きっとロロお嬢様の説得に時間が掛かってるんでしょう。

 

「あの、ここは……。」


 木々の間にひっそりと佇む小さな家を眺めて、マリーは目の前を歩いていた少女へと問いかける。

 周囲には他の家どころか、ひとの気配すらしない深い森の中。湧水の溜まった小さな湖畔の傍にある家屋へと案内されたリフィアやレイナも、マリーと同様に少女の返事を待っていた。

 幻想の森でも自由に行動できる薬を届けに来た少女――フィオナは、馬車でルキウスの帰りを待っていた三人に詳しい事情を話すと、ロロの元へ案内するわけでもなく、そのまま自分の家へと足を運んでいた。

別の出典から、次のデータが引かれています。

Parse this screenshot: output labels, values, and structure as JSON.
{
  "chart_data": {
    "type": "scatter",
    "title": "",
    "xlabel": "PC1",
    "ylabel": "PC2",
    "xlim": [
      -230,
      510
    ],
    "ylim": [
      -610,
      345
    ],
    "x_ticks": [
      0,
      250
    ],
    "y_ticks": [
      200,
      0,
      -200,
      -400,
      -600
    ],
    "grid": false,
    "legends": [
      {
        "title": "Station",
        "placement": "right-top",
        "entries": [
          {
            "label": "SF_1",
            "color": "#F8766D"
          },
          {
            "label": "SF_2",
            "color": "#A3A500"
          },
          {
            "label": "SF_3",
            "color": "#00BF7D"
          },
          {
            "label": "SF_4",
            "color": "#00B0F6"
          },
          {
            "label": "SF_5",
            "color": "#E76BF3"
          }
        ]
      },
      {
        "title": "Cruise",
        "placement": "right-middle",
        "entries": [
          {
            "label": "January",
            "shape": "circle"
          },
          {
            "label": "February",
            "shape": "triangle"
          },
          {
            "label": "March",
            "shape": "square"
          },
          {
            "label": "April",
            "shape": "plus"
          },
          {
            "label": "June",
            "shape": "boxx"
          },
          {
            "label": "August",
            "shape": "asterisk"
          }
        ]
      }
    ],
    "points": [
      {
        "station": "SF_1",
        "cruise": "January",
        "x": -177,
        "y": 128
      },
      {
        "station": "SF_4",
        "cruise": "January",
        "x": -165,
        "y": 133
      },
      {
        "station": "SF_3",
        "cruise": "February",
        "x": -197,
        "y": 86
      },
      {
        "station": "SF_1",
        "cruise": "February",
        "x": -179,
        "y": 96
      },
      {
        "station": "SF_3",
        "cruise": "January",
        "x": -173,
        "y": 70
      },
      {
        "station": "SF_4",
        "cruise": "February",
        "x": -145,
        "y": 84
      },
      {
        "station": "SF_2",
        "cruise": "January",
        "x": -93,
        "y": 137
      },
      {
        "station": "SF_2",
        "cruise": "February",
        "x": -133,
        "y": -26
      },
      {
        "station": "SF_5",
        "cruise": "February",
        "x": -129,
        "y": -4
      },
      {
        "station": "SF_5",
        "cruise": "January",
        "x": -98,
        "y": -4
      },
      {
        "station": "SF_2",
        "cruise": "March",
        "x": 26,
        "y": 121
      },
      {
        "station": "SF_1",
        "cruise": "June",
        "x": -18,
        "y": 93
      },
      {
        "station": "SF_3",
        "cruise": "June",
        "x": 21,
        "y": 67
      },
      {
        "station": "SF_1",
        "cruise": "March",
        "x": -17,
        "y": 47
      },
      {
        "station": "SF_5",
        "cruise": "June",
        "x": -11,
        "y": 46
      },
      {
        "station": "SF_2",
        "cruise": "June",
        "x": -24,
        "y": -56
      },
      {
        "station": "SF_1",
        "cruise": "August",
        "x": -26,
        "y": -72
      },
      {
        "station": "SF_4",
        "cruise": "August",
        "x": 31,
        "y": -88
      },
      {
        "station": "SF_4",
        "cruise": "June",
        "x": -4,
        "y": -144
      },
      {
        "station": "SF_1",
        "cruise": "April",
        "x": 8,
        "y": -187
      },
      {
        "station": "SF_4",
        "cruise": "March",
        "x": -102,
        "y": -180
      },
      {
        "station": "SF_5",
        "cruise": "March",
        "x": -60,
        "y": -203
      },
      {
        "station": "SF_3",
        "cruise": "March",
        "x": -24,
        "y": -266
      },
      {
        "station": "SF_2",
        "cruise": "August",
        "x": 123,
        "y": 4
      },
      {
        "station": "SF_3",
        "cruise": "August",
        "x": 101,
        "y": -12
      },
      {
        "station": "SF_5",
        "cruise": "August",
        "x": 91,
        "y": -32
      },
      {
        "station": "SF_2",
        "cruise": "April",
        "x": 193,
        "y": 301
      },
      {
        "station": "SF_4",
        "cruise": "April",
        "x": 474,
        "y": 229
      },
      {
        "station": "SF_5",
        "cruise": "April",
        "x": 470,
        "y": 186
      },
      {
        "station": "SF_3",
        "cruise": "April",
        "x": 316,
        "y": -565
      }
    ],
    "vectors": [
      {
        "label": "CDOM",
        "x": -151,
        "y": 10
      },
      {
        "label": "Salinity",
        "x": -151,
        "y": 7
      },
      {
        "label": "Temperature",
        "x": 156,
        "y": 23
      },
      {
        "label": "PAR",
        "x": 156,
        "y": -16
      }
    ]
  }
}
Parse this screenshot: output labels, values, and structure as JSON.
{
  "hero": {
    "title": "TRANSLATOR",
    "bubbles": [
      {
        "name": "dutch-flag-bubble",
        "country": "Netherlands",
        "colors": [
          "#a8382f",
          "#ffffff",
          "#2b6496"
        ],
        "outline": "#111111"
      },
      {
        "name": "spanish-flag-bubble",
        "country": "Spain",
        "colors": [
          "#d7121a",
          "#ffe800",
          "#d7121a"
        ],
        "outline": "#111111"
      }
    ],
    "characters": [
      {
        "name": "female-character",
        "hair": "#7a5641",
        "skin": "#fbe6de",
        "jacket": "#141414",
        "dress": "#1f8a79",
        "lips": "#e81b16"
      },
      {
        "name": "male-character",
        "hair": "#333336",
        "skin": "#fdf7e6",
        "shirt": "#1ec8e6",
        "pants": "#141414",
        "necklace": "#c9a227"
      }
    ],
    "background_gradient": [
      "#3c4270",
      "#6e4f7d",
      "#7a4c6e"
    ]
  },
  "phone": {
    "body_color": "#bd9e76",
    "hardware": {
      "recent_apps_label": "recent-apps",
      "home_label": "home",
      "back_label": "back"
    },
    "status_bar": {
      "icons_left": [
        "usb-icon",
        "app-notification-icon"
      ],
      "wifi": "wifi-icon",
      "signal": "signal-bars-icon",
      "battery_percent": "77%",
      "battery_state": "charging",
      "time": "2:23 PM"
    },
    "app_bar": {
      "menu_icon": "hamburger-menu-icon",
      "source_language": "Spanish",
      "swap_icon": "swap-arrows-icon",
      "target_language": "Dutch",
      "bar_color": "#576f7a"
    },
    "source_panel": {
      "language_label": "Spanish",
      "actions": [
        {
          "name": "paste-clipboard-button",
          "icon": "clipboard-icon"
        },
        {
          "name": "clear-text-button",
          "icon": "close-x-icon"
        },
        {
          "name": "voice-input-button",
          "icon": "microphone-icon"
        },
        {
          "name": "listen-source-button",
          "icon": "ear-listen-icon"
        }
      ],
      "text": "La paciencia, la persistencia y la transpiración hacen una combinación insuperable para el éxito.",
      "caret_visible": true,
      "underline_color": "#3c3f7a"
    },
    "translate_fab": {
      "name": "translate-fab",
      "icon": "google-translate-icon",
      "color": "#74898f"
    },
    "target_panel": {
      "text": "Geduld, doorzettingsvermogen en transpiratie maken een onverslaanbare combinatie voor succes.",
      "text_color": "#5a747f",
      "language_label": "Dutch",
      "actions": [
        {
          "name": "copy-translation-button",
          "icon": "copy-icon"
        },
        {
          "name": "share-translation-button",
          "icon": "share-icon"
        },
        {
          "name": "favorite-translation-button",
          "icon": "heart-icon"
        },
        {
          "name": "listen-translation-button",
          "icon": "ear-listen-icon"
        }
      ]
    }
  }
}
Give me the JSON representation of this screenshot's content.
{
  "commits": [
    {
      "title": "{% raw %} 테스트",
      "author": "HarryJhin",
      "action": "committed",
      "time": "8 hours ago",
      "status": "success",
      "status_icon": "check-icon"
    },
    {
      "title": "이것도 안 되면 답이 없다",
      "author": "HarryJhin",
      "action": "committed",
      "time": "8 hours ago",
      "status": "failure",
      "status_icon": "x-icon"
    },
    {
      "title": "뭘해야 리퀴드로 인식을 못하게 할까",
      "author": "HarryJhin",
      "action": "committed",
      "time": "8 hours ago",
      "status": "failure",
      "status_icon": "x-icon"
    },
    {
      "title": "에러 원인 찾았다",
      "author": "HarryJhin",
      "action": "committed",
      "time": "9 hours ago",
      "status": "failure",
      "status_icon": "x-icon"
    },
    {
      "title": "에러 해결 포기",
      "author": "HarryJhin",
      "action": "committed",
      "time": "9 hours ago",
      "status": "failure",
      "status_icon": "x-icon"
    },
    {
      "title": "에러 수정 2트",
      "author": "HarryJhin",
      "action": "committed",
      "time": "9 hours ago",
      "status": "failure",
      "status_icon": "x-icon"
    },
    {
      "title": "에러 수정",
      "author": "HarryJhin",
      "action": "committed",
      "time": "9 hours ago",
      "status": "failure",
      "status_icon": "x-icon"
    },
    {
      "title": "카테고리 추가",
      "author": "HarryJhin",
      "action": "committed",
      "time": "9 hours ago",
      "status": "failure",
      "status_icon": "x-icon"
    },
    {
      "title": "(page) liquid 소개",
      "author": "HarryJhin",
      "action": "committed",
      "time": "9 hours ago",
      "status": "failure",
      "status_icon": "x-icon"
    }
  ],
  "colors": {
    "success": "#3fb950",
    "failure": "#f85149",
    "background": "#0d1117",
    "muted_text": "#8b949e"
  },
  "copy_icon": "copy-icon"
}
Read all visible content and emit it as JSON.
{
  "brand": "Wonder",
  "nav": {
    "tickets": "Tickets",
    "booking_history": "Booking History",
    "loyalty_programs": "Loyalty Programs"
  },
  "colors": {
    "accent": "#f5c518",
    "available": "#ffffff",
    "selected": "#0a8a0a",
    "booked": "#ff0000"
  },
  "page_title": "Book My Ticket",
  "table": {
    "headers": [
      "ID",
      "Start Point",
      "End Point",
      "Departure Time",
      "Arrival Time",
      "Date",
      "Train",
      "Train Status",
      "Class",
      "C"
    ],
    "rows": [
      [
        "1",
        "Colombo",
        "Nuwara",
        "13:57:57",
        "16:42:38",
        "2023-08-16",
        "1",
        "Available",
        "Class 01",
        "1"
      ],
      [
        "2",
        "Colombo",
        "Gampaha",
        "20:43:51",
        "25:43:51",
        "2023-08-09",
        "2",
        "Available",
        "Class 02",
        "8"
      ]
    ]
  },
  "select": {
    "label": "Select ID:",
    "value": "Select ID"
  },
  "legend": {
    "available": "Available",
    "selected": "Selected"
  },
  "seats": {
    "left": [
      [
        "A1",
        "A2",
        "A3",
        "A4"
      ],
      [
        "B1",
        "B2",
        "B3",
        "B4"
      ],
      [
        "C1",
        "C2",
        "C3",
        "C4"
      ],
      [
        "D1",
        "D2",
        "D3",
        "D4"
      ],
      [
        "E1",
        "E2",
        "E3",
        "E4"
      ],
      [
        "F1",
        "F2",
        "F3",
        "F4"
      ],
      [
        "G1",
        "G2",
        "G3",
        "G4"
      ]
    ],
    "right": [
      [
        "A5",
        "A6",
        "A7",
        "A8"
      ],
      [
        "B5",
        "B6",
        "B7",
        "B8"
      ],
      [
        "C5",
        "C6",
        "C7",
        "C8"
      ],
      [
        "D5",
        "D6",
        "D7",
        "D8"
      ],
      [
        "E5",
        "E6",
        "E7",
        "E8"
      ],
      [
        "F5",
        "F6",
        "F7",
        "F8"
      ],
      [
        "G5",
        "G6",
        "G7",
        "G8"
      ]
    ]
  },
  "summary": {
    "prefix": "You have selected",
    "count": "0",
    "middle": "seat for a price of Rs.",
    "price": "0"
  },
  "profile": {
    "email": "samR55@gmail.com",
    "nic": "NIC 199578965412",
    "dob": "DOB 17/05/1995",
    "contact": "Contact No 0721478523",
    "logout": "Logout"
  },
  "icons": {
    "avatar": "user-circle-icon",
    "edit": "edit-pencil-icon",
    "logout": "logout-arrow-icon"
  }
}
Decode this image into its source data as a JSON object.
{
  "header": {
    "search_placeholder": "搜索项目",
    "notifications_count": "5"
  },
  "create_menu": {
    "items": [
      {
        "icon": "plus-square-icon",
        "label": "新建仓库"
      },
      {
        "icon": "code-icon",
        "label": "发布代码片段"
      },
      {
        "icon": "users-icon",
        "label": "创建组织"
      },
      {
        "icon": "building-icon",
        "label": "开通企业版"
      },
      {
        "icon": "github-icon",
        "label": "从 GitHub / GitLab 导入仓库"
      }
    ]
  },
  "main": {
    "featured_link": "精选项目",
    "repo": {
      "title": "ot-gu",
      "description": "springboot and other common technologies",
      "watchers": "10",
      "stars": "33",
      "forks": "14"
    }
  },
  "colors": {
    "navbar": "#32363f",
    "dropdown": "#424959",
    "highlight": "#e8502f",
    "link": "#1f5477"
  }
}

 それは、少なからず因縁のあるふたりの話し合いには、長い時間が必要だとフィオナなりの気遣いでもあった。

  

「ここは、わたしのお家。 ルキウスの話が終わるまで、ここで待つ」


 マリーの質問に手短に伝えるとフィオナは手をかざし、遠く離れた扉を触れることなく開け放った。 

 客人を引き連れたフィオナは美しい花々が植えられた花壇を通り、古い手紙入れの中を確認すると、そのまま開かれた扉をくぐる。それに続く招かれた三人は興味深そうに室内を見渡した。

 軍人のレイナやリフィアですら背表紙すら読み解けない書籍。色とりどりの液体を封じ込めた瓶の数々。干された植物や、壁に掛けられた大小様々な道具の用途は、三人とも想像すらつかなかった。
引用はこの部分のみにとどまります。